Não sei se esta pomba ainda está viva. Provavelmente, não. Uma semana é tempo demais para uma pomba tão doente.
Ela apareceu-me no alto do Parque Eduardo VII, no domingo passado, dia 31 de Março. Estava eu sentado num daqueles bancos curvados compridos de metal, logo abaixo do restaurante chique. De lá eu via o Tejo silencioso, depois da Baixa pombalina fervilhante aos pés da rotunda do Marquês de Pombal.
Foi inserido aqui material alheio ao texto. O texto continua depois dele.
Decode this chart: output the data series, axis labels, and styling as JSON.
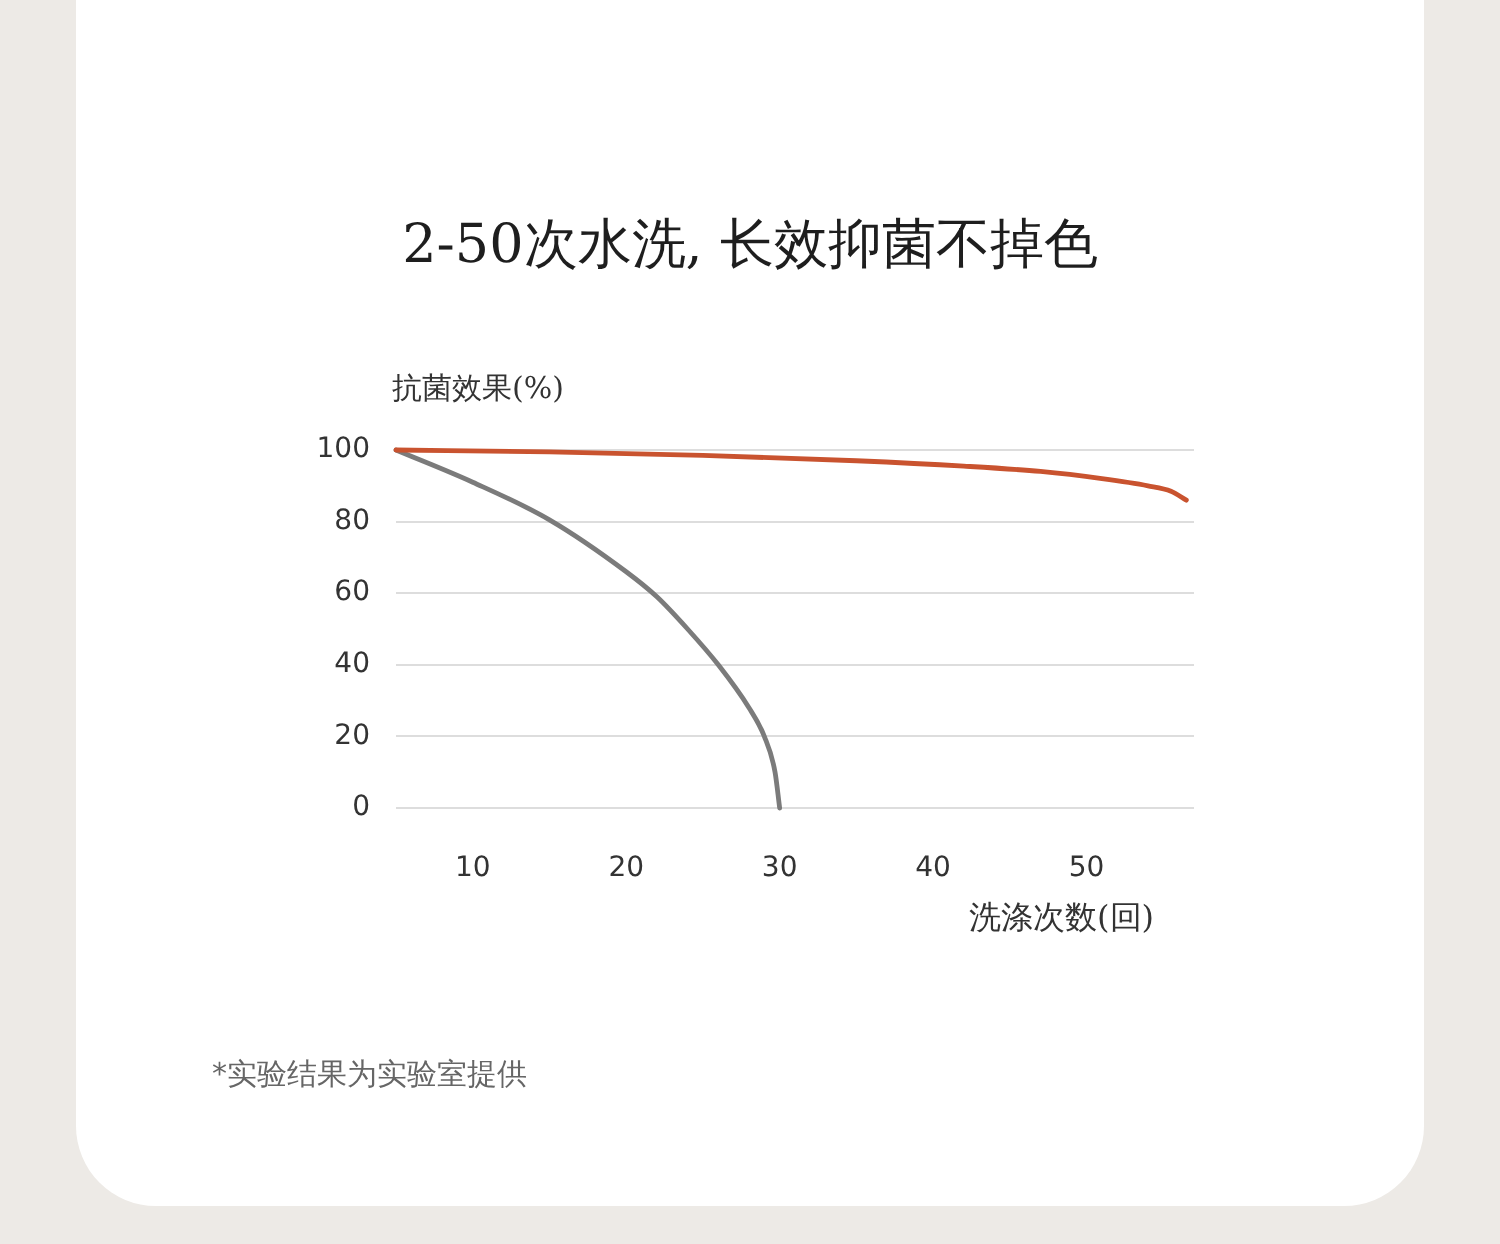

Quantas vezes esta pomba combalida pousou, ousada, sobre a cabeça de bronze da estátua do grande especulador imobiliário português, este homem que, no final do século 18, fez do descalabro causado por um terremoto terrível a oportunidade de se tornar imortal e infinitamente mais rico? Ou terá sido ela uma pomba subalterna num clã de pombas aguerridas, que não lhe deixavam subir mais alto do que a cabeça de Minerva, na base do monumento fálico, sempre a ensinar os lugares incontornáveis dos ricos e dos miseráveis?
Nada disso eu sei, porém o que me importava, naquele domingo, era a sensação de ter sido escolhido como o Caronte daquela pomba abnegada, diante do seu fim iminente. Eu, escolhido para lhe servir as últimas refeições, escutar a sua confissão final, benzer-lhe a testa diminuta após o último suspiro e, ao fim de tudo, levá-la ao canto do vale das almas onde outras pombas estariam à sua espera, talvez para lhe garantirem um lugarzinho mais digno pela eternidade a fora.
Olhamos-nos por alguns instantes, a transmitir um ao outro a certeza da impossibilidade. Eu não poderia continuar ali para ouvir o seu adeus derradeiro, muito menos para lhe garantir sequer a comida daquele dia, pois a minha avareza não me permitia lhe dar migalhas das nozes que trazia na mochila.
Ela, ciente de que nada poderia fazer para que eu a levasse, certificava-se mais uma vez de que, via de regra, homens como eu lhe reservavam, sempre, a empáfia, a raiva, o nojo e a indiferença.
Ela se afastou, buscou qualquer coisa junto a outro homem que nem se dispôs a notá-la. Depois de alguns instantes, veio novamente até mim, com novos e estéreis argumentos. Sumiu da minha vista, deixando-me com os meus teretetês existenciais, os meus medos e a minha própria insignificância, ante da vista insidiosa e, por isto mesmo, imponente do Marquês, o qual, por sua vez, contemplava, pelo seu olhar de bronze, a cidade que construiu sobre os cadáveres carcomidos de tantas pombas cansadas de sobrevoar a superfície da vida, sem nunca poder admirá-la das alturas.